El denominador común de estos proyectos es el uso de imágenes médicas reales —como TAC o resonancias— para crear réplicas anatómicas exactas que permiten a los cirujanos ensayar operaciones, a los residentes formarse sin riesgos y a los pacientes comprender mejor su propia patología. La combinación de ingeniería biomédica y práctica clínica está dando lugar a modelos que ya se utilizan a pie de cama o en consultas externas, con resultados que mejoran tanto la seguridad como la experiencia del enfermo.
Unidad de Impresión 3D en el Hospital de Getafe
El Hospital Universitario de Getafe, perteneciente a la red pública madrileña, ha puesto en marcha una unidad específica que integra a médicos de distintos servicios con ingenieros biomédicos. El equipo utiliza datos de exploraciones diagnósticas para fabricar modelos tridimensionales que se emplean tanto en la preparación de cirugías complejas como en la explicación visual a los pacientes. Por ejemplo, el Servicio de Cirugía General ha desarrollado un modelo de colon que permite mostrar paso a paso cómo será la reconstrucción intestinal, algo que, según los facultativos, mejora sustancialmente la comprensión del enfermo.
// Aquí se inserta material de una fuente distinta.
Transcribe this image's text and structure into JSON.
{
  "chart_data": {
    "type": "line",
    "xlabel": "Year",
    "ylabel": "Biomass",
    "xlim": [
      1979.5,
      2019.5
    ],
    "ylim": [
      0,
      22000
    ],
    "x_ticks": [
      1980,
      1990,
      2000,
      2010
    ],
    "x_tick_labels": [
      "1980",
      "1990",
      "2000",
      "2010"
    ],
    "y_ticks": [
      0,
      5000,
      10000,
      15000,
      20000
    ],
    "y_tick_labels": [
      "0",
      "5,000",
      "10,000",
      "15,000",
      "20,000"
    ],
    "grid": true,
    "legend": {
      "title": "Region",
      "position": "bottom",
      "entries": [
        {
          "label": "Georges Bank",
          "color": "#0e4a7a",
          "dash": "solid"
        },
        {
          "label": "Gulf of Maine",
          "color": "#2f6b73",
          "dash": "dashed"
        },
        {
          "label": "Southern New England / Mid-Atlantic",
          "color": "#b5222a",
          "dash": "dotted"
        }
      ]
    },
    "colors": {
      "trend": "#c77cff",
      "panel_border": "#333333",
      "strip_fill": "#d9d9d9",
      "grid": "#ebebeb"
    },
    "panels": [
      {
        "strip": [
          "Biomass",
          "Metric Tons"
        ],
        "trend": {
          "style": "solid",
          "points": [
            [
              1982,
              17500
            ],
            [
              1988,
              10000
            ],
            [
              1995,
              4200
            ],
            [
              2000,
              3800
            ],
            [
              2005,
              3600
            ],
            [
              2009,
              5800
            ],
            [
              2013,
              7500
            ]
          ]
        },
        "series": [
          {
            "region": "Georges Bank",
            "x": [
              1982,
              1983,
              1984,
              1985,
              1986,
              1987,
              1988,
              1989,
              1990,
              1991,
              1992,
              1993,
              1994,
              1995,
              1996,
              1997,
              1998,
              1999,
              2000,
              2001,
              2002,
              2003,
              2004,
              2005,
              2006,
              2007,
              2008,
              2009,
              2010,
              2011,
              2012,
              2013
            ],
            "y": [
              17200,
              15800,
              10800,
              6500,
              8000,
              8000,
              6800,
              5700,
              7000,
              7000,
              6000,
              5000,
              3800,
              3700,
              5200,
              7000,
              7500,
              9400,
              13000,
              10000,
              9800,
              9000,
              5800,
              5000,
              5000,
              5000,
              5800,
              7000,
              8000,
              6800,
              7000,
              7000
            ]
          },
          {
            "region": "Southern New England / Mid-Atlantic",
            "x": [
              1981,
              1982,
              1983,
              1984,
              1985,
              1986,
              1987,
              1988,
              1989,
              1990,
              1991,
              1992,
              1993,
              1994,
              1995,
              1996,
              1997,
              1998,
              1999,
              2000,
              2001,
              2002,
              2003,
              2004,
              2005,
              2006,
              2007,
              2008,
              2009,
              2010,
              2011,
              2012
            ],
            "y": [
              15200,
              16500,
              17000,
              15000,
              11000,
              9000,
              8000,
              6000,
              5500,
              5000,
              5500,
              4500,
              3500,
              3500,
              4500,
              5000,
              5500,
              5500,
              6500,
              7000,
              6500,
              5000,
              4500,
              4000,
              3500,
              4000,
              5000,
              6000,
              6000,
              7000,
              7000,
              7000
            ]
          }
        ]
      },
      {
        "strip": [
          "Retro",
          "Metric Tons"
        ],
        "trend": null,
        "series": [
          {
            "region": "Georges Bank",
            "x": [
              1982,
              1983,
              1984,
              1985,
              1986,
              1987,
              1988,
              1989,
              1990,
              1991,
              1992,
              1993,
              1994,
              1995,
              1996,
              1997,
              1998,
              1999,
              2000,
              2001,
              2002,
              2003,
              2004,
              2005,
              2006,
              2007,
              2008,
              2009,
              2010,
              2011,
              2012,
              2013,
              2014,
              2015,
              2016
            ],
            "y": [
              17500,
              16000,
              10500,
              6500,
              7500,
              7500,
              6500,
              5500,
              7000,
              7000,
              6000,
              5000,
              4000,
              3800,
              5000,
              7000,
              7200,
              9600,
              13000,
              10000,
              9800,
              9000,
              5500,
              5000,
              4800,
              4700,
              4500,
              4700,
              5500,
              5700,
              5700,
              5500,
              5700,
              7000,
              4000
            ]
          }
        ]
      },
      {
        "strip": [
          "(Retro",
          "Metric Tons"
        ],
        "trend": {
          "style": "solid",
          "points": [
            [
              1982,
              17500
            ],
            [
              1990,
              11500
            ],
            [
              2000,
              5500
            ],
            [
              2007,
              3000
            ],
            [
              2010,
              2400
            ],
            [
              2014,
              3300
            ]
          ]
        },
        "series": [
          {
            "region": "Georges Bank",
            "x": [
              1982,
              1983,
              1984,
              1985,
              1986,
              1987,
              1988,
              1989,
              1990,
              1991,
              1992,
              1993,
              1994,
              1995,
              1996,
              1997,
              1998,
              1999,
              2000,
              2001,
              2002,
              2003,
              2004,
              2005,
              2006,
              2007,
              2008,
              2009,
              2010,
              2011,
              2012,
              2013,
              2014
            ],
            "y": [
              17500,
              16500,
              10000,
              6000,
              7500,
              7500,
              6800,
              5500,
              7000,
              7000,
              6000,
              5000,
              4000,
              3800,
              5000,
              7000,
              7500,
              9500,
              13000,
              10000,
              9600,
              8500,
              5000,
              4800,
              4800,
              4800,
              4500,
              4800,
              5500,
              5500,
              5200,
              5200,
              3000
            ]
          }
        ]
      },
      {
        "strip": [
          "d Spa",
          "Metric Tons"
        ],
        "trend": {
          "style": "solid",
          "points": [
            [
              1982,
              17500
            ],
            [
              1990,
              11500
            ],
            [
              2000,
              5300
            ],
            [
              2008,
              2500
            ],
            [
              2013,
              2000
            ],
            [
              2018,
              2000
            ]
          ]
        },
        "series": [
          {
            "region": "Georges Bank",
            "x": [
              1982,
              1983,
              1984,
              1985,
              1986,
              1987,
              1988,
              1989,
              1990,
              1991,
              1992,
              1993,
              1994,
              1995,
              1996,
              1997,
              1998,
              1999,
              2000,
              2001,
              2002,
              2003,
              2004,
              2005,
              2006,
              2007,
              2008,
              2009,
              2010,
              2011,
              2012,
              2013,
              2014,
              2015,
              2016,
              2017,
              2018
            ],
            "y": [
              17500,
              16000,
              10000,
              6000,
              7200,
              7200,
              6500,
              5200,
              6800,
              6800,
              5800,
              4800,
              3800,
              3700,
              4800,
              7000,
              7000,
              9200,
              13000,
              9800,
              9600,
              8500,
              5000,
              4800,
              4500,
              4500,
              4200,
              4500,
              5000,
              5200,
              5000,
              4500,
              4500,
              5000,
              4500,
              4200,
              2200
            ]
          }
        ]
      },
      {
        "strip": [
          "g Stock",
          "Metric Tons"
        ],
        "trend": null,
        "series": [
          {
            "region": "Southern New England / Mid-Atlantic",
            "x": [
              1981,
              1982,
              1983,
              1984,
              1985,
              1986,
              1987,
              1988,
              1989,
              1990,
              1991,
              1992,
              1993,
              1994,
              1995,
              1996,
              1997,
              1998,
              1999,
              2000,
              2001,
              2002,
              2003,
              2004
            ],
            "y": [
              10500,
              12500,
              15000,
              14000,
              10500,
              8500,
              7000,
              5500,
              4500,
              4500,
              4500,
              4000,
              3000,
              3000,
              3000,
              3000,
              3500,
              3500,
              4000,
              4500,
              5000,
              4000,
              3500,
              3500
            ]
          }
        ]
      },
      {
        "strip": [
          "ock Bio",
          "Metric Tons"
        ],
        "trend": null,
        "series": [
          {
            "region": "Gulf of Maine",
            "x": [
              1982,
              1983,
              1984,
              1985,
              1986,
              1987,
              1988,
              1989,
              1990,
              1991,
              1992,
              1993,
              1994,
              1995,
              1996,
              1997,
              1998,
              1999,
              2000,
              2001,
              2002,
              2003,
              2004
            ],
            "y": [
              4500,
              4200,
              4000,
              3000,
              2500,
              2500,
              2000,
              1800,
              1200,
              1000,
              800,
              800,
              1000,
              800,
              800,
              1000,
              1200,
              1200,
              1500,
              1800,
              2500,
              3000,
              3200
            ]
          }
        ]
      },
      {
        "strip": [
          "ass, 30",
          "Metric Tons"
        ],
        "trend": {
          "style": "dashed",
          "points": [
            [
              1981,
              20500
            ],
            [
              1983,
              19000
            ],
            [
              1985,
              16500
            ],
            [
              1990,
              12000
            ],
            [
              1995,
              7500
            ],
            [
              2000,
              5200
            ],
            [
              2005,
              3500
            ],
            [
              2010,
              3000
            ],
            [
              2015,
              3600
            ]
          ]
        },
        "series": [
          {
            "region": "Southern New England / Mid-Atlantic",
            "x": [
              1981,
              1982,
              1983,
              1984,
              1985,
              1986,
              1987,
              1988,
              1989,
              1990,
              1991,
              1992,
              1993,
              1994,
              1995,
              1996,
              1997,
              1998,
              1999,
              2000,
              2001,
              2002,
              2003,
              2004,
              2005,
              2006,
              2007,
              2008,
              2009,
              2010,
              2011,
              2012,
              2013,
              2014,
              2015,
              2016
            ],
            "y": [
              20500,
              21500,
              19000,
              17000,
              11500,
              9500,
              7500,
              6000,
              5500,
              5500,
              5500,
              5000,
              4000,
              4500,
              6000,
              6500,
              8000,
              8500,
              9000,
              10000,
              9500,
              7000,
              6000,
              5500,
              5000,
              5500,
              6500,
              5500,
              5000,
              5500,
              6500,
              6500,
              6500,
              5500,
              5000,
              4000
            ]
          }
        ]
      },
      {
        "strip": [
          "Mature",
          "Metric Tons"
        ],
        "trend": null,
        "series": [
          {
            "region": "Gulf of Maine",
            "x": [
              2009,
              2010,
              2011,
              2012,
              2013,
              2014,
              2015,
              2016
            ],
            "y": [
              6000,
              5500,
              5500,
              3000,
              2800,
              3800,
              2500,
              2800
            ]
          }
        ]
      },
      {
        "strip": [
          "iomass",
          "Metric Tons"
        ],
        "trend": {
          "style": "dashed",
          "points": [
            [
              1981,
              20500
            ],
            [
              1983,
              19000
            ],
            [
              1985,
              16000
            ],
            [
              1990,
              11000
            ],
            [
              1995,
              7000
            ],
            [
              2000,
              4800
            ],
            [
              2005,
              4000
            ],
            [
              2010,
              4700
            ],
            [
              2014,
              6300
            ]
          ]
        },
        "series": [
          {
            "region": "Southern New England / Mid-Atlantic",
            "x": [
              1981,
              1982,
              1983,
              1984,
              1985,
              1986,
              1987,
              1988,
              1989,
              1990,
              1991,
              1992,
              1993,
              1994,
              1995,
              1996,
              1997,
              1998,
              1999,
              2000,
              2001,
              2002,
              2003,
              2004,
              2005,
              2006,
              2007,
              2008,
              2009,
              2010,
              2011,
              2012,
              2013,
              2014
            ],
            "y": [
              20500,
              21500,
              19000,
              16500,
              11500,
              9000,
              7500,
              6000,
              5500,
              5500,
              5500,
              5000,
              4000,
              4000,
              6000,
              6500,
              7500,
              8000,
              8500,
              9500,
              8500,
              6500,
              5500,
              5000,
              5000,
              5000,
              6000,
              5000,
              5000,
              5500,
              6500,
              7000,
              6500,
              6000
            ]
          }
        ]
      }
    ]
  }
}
En la Unidad de Neonatos, los pediatras emplean un modelo impreso en 3D para explicar a los padres de bebés prematuros en qué consiste la hemorragia de la matriz germinal, una patología frecuente en recién nacidos de muy bajo peso. La representación física de la lesión facilita la comunicación entre el equipo sanitario y la familia, reduciendo la ansiedad y ayudando a tomar decisiones informadas. Además, el Servicio de Medicina Intensiva ha creado un modelo de vía aérea para la formación de médicos internos residentes, permitiendo practicar técnicas de emergencia en un entorno controlado y sin riesgo para los pacientes.
Colaboración en Barcelona: hospitales y Consorcio Zona Franca
En paralelo, dos grandes centros sanitarios de Barcelona —el Hospital del Mar y el Hospital Clínic— han sellado un convenio con el Consorcio de la Zona Franca (CZFB) para explotar conjuntamente una incubadora de impresión 3D. El acuerdo, publicado en el BOE, establece un marco de colaboración para desarrollar proyectos de innovación que aprovechen las capacidades de las impresoras disponibles en la incubadora. Cada hospital designará un equipo técnico y comercial que gestionará tanto las operaciones internas como la relación con terceros, incluyendo alianzas con otras entidades sanitarias y de investigación.
El CZFB se compromete a cubrir los gastos generales y a apoyar la promoción y comunicación de los proyectos, mientras que los hospitales definirán un plan de explotación con actividades, presupuesto y cronograma. La vigencia inicial del convenio es de un año, prorrogable hasta tres, y se establecen cláusulas para la protección de los resultados que puedan generarse. Esta iniciativa se suma a la trayectoria previa de colaboración entre el CZFB y el Hospital del Mar, y refleja el interés del Clínic por integrar la fabricación aditiva en la asistencia y la investigación.
Beneficios para pacientes y profesionales
Más allá de los acuerdos institucionales, lo que realmente está cambiando la práctica clínica es la capacidad de personalizar cada modelo según las necesidades del paciente. Los ingenieros biomédicos de la Universidad Carlos III que colaboran con el Hospital de Getafe transforman las imágenes radiológicas en piezas físicas que los cirujanos pueden tocar, medir y modificar antes de la intervención. Esto reduce el tiempo quirúrgico, minimiza imprevistos y permite ensayar abordajes complejos con antelación.
En el ámbito formativo, los modelos de vía aérea y de colon se están utilizando para entrenar a los residentes en técnicas que antes solo se podían practicar con cadáveres o simuladores muy costosos. La posibilidad de repetir el procedimiento tantas veces como sea necesario en un modelo impreso en 3D supone un salto cualitativo en la seguridad del aprendizaje. Además, los pacientes y sus familias valoran positivamente poder ver y tocar una réplica de su propia anatomía, lo que refuerza la confianza en el equipo médico.
Ambas experiencias, la madrileña y la catalana, demuestran que la impresión 3D ha superado la fase de experimentación para convertirse en una herramienta útil en el día a día de los hospitales. La colaboración entre ingenieros, médicos y administraciones públicas está allanando el camino hacia una sanidad más precisa, más didáctica y más humana, donde la tecnología se pone al servicio de las personas sin perder de vista la eficiencia y la sostenibilidad del sistema.